而影山似乎是得到了隊友的指導,經常給我買一些我甚至不覺得他會知道的小禮物。他會在休息的時候約我出門,我們就像普通的情侶一樣度過繁忙中擠出來的閑暇的一天——如果他不拉着我在商場大屏前看V聯盟的比賽宣傳片的話。

影山飛雄總覺得對我來說不太公平,從小到大他心裡的排位一直是排球第一。影山說,他情感遲鈍,我跟他在一起以後,他總會後知後覺反應過來他不能很好地照顧到我的情緒。

但是他還是跟我在一起了對吧,那這些都不是問題。從小到大,他總說是我在遷就他,但是我知道,不是的。

是我的小飛雄一直在照顧我。

我也從來沒有告訴過影山飛雄,我真的很喜歡看他在賽場上跳起來觸碰到排球。

我一直都覺得,影山飛雄在比賽場上躍起,托球發向隊友的樣子,像一條海面上高高躍起的飛魚。
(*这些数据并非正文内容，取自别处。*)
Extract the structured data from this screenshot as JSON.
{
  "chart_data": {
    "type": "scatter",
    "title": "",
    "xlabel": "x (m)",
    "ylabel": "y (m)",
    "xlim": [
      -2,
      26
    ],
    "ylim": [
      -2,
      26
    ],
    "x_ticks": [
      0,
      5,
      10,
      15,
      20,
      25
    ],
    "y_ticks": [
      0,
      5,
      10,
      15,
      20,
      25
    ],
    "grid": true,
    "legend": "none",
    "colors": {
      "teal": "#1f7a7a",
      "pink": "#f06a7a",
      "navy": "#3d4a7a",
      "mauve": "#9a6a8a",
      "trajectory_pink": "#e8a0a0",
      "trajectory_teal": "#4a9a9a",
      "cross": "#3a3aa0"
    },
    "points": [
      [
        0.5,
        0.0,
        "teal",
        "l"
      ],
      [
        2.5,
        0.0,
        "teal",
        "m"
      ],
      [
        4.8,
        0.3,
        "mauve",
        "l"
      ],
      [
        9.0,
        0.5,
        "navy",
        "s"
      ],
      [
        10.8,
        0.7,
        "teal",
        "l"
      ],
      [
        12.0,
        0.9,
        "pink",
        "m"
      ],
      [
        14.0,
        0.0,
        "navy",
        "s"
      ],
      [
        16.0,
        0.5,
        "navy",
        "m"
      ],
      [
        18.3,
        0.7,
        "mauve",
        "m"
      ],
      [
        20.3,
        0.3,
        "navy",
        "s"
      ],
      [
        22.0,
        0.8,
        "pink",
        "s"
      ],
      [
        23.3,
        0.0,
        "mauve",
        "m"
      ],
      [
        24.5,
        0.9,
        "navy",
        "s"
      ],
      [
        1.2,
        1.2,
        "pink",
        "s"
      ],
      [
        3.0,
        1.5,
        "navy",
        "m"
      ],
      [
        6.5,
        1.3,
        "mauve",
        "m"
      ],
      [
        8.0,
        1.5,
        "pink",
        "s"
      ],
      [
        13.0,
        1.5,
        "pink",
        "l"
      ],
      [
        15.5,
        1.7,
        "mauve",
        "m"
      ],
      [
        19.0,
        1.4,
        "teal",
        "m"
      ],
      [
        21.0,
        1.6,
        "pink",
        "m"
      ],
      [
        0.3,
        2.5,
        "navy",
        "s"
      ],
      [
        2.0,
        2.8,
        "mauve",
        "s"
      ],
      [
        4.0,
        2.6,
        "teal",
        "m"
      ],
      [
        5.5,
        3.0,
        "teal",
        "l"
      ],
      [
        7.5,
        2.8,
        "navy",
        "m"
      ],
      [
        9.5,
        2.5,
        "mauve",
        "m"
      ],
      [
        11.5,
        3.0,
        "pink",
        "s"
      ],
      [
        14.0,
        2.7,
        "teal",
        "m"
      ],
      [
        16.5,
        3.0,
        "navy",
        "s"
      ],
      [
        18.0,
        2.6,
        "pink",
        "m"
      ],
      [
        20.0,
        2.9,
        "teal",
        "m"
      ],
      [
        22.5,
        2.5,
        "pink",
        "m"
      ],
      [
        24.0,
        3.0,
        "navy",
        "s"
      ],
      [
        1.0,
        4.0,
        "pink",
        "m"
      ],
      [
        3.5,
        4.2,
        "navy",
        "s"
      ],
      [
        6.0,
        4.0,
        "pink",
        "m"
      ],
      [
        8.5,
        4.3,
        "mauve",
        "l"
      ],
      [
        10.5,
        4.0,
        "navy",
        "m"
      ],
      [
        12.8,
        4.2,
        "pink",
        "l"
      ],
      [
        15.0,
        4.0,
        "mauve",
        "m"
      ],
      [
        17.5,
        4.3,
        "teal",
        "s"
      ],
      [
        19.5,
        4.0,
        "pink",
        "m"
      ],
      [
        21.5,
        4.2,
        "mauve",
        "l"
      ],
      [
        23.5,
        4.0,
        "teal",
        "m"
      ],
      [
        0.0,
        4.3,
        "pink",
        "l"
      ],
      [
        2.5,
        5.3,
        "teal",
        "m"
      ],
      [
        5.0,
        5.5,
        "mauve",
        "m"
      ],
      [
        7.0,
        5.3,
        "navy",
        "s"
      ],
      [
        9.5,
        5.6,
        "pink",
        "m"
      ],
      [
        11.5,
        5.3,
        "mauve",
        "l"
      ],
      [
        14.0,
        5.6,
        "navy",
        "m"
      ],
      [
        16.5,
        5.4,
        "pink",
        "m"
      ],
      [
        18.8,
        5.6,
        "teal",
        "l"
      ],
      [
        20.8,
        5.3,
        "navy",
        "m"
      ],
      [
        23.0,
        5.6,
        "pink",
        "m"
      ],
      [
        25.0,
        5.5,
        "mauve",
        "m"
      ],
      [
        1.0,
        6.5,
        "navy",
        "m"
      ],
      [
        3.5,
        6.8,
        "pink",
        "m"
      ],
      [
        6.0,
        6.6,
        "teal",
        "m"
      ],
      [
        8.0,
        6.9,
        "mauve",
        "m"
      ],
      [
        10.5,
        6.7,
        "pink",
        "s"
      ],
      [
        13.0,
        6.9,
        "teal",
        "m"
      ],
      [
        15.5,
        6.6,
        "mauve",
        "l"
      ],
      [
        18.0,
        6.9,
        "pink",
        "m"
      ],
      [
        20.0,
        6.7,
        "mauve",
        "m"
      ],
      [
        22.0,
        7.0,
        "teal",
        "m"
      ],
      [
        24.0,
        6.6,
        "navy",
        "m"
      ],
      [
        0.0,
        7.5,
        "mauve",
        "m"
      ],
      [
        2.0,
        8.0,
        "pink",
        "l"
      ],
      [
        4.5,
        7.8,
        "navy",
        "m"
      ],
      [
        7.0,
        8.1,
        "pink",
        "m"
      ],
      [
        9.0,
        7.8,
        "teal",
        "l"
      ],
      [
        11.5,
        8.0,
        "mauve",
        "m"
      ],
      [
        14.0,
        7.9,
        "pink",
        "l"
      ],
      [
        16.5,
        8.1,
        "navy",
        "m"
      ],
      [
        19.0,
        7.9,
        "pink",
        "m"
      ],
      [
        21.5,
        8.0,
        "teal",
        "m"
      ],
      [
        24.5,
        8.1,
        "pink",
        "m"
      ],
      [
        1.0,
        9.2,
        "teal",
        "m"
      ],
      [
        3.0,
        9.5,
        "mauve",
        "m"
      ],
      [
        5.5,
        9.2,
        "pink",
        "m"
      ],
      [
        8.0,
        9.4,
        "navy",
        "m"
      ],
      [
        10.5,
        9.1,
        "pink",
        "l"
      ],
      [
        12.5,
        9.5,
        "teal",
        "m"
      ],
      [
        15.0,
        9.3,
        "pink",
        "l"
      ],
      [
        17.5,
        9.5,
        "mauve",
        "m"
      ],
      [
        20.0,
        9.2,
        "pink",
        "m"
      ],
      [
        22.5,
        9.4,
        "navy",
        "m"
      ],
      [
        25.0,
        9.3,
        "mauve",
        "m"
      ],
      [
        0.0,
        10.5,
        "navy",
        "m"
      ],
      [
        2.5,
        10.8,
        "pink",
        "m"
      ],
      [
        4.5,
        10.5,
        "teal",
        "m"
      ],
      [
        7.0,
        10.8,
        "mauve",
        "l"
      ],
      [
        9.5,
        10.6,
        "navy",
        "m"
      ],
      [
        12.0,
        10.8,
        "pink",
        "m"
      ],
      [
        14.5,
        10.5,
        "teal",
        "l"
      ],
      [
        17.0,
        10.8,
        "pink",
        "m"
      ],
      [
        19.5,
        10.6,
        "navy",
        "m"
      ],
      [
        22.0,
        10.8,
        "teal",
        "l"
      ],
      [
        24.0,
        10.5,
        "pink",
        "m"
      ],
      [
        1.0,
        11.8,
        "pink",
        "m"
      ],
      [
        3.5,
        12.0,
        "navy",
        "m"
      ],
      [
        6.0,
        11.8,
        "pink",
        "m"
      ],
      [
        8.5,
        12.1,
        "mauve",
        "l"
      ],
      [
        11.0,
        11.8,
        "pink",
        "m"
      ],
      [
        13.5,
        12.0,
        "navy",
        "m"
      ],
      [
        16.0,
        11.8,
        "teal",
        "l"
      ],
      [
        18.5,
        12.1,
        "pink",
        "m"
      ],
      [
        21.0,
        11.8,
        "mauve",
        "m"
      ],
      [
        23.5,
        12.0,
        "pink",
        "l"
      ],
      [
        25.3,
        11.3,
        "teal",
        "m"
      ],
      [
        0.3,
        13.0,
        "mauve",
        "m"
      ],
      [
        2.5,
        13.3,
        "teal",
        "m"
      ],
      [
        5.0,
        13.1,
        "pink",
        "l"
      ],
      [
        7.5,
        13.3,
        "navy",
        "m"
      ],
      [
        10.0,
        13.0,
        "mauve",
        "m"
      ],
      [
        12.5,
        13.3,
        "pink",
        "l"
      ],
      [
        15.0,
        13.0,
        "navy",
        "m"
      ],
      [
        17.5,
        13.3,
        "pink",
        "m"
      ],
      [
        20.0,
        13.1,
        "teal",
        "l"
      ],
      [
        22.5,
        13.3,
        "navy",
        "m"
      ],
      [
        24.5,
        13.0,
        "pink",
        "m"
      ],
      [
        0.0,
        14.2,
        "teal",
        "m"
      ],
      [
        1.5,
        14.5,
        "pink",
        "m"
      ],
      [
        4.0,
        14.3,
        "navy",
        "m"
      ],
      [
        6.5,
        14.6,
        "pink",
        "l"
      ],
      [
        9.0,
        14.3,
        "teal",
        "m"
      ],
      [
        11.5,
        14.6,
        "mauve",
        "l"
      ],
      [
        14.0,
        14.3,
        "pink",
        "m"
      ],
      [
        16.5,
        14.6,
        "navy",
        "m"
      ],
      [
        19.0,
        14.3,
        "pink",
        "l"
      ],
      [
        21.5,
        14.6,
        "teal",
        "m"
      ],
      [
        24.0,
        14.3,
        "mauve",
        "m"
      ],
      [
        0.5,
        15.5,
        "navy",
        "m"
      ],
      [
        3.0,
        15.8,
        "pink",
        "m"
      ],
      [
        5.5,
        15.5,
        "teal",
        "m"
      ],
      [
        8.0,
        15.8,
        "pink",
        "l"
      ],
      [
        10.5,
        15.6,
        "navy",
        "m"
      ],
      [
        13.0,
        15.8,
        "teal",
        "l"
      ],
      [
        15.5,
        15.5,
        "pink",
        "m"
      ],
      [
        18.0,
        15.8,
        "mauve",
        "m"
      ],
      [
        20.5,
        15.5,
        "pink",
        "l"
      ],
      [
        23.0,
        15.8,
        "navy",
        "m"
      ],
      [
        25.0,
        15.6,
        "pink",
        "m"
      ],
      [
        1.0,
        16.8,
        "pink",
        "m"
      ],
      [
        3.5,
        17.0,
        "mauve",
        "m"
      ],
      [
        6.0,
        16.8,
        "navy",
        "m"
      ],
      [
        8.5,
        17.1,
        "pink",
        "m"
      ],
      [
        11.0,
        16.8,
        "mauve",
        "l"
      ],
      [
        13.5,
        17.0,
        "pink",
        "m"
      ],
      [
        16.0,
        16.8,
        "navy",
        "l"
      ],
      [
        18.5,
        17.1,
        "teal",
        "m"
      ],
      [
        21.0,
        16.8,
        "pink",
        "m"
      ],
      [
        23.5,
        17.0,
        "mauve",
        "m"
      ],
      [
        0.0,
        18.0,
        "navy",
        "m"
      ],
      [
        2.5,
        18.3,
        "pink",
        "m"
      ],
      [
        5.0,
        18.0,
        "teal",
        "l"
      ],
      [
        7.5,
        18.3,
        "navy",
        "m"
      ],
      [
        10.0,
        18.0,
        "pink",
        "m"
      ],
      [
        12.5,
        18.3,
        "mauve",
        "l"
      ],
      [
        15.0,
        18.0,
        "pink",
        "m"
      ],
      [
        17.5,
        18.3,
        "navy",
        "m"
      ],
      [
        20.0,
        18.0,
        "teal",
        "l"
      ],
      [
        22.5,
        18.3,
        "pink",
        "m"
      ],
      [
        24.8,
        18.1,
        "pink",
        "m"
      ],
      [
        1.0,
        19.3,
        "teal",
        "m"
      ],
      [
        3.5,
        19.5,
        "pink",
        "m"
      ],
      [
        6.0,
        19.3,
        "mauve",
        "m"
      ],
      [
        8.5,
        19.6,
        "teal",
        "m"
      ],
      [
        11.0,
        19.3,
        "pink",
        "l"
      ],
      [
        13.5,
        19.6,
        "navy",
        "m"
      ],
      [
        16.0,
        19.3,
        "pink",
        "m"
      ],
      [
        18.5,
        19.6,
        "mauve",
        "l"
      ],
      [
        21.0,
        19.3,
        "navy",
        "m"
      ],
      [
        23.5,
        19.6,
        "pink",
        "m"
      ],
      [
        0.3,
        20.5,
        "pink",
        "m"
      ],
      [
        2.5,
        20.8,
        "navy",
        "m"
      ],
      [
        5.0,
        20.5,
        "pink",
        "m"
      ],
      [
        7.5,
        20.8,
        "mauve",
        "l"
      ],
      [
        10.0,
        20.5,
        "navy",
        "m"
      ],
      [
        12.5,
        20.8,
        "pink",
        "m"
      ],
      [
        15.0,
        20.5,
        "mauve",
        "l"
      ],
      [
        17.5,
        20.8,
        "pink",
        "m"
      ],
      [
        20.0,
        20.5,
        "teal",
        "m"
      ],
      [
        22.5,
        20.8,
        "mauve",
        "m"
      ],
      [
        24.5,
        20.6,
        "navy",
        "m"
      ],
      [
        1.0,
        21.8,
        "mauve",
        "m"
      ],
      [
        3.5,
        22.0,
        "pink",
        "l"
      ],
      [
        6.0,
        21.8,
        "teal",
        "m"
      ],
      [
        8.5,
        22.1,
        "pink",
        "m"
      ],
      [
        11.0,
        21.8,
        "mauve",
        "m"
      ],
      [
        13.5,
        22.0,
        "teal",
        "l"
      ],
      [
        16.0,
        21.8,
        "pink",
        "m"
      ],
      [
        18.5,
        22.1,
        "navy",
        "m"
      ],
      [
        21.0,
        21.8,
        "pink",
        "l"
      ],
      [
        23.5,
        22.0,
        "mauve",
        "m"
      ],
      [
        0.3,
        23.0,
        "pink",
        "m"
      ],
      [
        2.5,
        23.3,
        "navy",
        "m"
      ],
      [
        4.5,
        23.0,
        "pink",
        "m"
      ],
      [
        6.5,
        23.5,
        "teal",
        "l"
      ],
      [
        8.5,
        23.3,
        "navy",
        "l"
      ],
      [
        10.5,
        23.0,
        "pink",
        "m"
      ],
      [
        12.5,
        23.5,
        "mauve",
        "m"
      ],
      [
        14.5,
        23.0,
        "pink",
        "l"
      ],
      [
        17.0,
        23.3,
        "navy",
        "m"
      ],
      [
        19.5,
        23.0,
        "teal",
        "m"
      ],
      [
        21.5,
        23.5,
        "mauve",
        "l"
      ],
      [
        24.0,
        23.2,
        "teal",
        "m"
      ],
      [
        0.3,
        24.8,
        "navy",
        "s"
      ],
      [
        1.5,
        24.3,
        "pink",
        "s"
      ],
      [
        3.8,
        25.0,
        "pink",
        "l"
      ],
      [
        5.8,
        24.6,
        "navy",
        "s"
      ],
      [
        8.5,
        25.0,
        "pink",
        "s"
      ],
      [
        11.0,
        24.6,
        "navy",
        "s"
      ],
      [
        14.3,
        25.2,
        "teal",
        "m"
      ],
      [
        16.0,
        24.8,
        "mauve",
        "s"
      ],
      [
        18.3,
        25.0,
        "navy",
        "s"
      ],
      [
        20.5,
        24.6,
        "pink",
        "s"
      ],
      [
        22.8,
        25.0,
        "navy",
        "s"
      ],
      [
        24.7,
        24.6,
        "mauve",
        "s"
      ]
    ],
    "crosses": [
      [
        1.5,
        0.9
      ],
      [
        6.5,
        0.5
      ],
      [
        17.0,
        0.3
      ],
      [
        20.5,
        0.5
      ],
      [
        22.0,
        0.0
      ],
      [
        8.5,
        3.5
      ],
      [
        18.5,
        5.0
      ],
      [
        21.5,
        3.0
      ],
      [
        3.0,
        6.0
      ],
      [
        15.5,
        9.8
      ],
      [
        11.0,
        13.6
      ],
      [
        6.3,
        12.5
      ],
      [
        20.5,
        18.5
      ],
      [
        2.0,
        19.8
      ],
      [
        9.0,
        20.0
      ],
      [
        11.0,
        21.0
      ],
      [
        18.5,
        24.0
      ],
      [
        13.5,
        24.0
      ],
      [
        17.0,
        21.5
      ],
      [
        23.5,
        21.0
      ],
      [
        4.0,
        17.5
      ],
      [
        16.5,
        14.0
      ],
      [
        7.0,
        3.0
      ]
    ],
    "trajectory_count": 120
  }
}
流利的線條和優美身姿伴着利劍一樣精準真摯的眼神離開了大海,他躍起,停滞在空中,托球,又落下。

像落葉歸根,魚歸大海,也像這個世界上一切的不可抗力,但又都不一樣。我就是知道,影山飛雄從來不屬于它們。

天廣海闊,是它們屬于影山飛雄。

2019年12月22日,影山飛雄二十三歲,我們同居了。

2020年,影山飛雄選手在自己二十四歲生日當天宣布已有交往四年半的女友,二人已提交婚姻屆。

現在,我是一名媒體工作者,負責東京某電視台新媒體中心的新聞采訪,稿件編輯校正等文字工作。同樣的,我曾經可以大言不慚地說我是影山飛雄的第一個球迷,第一個粉絲,也是影山飛雄的青梅竹馬。

現在,我是他合法的愛人。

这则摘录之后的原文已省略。